The problem with excess shadowing can come from the over-achieving, research-oriented, high-stat, candidate, who have unbalanced application numbers and do not comprehend that many schools do not consider shadowing as part of clinical experience or view it as a lower quality clinical work. These are students who gave significant research hours (1,000-2000+), low or minimal clinical volunteering hours (100-200), and significant shadowing (100+ hours) especially in more academic-leaning, sub-specialties. Additionally their community service hours are minimal and/or academic related, such as tutor and member of the premed club and the Honor Fraternity. This kind of background can make the candidate seem too much an academic geek for some schools

My app isn't like that at all (lol although I wish I was super high-stat). Aside from clinical & research I'm very heavy on humanities pursuits and frankly would not be able to stand more than 10 min in an org full of pre-meds; should I still under-report my shadowing to be under a certain point?
 
I would just shoot for a balanced app. If you did the shadowing list it. Idk how you shadowed that much either I found shadowing draining after 20ish hours as I wasn’t “doing” anything.
 
In terms of benefit to the application, there becomes a point of steeply diminishing marginal return. However, you will never be harmed by too much shadowing.

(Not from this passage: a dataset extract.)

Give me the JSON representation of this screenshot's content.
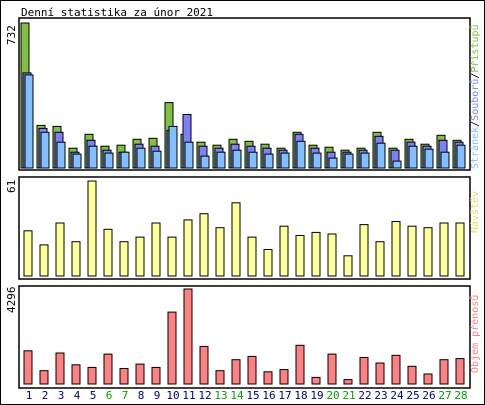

In terms of benefit to you as a person, when it starts becoming boring, stop doing it. If you're having fun and you feel like it's a valuable use of your time, then go for it.
 
The issue is usually that time could be used for other things.
 
If it’s done at the expense of other more meaningful things, it’s a problem.

Sort of reminds me of high school seniors with average stats who think that all of their extra-curriculars are going to get them into a top school.